Egypt and the United States held a joint ceremony in Cairo on Sunday to celebrate the delivery of four new fighter jets to the Egyptian Air Force.
According to a statement released by the US embassy in Cairo, the delivery of the new F-16 warplanes confirms the two nations’ joint commitment to regional security.
“Today’s ceremony demonstrates the firm belief of the United States that a strong Egypt is in the interest of the US, the region, and the world,” said US Ambassador to Egypt Anne Patterson. “We look to Egypt to continue to serve as a force for peace, security and leadership, as the Middle East proceeds with its challenging yet essential journey toward democracy.”
The delivery is part of a total of 20 F-16s destined for Egypt this year.
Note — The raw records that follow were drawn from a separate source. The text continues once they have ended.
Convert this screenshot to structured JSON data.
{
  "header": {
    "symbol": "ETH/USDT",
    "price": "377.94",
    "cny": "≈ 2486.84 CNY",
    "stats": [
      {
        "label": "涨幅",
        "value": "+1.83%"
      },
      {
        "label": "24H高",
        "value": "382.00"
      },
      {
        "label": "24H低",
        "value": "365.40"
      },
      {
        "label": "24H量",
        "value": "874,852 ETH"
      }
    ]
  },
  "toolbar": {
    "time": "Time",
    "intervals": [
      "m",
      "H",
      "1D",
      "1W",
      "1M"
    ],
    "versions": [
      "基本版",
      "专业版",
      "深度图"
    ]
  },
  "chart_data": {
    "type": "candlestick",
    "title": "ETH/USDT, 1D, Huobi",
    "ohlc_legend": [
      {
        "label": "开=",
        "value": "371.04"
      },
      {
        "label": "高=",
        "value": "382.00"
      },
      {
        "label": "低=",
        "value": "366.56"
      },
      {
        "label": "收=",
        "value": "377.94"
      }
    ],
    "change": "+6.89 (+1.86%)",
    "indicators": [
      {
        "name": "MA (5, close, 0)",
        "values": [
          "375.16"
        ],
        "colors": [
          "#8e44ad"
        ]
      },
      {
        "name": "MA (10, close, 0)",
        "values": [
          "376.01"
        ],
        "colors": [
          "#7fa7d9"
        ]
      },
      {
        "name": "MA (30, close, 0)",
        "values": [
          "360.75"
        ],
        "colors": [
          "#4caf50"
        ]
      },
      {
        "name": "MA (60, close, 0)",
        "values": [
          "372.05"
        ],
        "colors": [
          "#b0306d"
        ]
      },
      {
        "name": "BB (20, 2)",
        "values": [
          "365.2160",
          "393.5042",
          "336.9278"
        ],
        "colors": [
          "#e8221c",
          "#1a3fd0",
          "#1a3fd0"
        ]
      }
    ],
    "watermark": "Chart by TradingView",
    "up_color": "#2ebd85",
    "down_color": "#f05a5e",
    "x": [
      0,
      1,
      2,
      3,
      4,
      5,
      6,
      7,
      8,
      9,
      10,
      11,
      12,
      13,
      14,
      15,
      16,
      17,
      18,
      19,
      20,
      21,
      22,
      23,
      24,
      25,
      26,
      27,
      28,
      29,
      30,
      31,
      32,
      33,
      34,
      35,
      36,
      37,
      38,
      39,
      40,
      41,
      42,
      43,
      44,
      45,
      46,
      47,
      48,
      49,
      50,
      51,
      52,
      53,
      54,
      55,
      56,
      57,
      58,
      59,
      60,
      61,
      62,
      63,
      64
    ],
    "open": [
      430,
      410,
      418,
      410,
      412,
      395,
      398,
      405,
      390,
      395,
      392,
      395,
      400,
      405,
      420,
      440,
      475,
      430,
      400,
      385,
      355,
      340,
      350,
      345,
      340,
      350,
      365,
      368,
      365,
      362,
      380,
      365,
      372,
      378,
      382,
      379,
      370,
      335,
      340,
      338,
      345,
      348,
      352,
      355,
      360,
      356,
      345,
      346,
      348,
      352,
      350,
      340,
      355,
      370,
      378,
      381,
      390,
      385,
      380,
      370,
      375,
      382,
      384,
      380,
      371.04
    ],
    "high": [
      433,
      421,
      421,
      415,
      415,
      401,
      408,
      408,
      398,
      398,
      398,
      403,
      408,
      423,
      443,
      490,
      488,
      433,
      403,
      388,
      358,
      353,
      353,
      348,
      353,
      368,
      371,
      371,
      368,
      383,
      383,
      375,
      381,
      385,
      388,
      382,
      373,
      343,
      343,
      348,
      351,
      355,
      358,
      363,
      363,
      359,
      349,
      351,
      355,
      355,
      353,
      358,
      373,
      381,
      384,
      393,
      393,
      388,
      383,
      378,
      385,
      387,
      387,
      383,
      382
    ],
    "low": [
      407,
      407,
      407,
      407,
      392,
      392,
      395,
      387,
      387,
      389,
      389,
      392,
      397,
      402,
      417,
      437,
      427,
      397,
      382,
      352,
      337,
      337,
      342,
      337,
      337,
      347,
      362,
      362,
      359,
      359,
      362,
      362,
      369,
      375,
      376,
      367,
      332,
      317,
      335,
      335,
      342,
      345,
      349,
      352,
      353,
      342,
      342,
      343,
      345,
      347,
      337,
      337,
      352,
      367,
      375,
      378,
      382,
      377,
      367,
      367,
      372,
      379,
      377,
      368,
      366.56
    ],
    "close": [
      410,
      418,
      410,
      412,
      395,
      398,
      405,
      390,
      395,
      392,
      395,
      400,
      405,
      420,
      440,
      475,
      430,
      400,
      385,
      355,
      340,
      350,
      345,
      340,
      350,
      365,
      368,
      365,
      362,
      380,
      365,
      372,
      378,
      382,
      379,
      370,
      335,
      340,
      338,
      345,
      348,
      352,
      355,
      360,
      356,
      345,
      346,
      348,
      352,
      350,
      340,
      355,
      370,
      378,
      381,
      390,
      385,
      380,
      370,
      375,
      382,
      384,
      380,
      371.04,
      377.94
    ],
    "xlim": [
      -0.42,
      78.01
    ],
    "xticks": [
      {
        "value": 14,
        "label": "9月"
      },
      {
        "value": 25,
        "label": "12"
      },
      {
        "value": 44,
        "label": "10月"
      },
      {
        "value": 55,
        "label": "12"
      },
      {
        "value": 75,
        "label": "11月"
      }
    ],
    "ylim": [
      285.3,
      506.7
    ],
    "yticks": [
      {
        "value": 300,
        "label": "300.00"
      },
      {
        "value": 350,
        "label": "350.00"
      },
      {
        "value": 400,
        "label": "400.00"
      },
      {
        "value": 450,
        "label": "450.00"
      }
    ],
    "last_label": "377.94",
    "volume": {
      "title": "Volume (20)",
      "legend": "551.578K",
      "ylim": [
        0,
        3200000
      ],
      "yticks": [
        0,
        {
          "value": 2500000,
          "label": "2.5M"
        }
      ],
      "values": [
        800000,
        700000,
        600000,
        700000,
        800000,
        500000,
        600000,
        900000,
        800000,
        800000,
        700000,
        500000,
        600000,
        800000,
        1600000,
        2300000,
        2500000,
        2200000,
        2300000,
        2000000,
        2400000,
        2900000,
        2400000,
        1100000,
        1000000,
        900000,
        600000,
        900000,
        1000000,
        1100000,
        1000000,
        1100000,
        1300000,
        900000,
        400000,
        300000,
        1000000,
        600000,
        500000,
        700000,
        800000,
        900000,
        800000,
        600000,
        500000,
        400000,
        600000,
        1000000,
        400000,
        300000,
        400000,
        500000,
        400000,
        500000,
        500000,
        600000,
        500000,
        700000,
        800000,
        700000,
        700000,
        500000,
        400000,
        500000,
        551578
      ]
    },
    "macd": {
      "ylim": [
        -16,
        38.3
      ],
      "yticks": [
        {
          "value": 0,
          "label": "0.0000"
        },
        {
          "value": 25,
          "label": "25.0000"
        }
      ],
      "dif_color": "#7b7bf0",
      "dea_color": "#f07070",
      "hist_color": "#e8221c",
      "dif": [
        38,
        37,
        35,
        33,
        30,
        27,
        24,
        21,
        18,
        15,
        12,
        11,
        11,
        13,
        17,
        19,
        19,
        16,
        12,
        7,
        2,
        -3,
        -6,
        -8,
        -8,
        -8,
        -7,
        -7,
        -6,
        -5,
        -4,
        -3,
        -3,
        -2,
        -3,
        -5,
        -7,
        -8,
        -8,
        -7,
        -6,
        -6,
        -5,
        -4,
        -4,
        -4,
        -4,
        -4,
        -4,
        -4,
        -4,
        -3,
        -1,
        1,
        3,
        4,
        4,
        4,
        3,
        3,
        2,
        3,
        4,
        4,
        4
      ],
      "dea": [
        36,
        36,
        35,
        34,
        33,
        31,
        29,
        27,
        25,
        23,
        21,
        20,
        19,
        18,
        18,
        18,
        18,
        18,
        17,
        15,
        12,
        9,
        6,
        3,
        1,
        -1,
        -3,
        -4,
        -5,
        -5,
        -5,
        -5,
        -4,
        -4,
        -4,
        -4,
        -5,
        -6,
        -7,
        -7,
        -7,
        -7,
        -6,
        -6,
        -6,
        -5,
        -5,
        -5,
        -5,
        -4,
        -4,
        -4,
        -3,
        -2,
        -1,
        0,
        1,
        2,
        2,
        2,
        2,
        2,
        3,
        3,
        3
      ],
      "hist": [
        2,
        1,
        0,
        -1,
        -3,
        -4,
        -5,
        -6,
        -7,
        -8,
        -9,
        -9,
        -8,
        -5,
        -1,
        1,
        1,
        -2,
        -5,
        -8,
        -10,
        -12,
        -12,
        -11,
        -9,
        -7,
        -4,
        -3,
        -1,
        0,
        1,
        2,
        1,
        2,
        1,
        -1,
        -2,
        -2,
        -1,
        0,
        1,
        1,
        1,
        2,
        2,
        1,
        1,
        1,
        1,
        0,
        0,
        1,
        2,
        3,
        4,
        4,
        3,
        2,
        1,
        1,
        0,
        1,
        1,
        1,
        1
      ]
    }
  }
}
According to the embassy statement, the US has delivered 224 of these warplanes to Egypt to date. “Our thirty-four year security partnership is based upon shared interests and mutual respect,” Patterson said. “The United States has long recognised Egypt as an indispensible partner.”
The multirole fighter jets are part of the $1.3bn in aid given annually to Egypt after the Egypt-Israeli peace treaty was signed in 1979. The US embassy statement said the assistance is aimed at improving Egypt’s defensive capabilities and supporting “its contributions to regional security that counter terrorist threats”.
According to the US Congressional Research Service, Egypt spends roughly 30% of the funds on new weaponry in an effort to phase out older Soviet technology with US equipment. Each fighter jet in turn costs upwards of $14m.
The decision to continue supplying Egypt with military hardware comes at a time when the political instability has raised serious questions from within the US government about the responsibility of handing the Egyptian government new weapons. Nevertheless the new US secretary of defence Chuck Hagel said in his confirmation hearing that it was ultimately President Barack Obama’s decision to continue the aid, and that aid should be conditional.
Earlier last week Republican Senator Rand Paul attempted to pass a bill forbidding the “sale, lease, transfer, retransfer, or delivery of F-16 aircraft, M1 tanks, or certain other defence articles or services to the Government of Egypt,” but failed to garner a majority at the Senate, who voted overwhelmingly in favour of continuing to allow military aid to Egypt.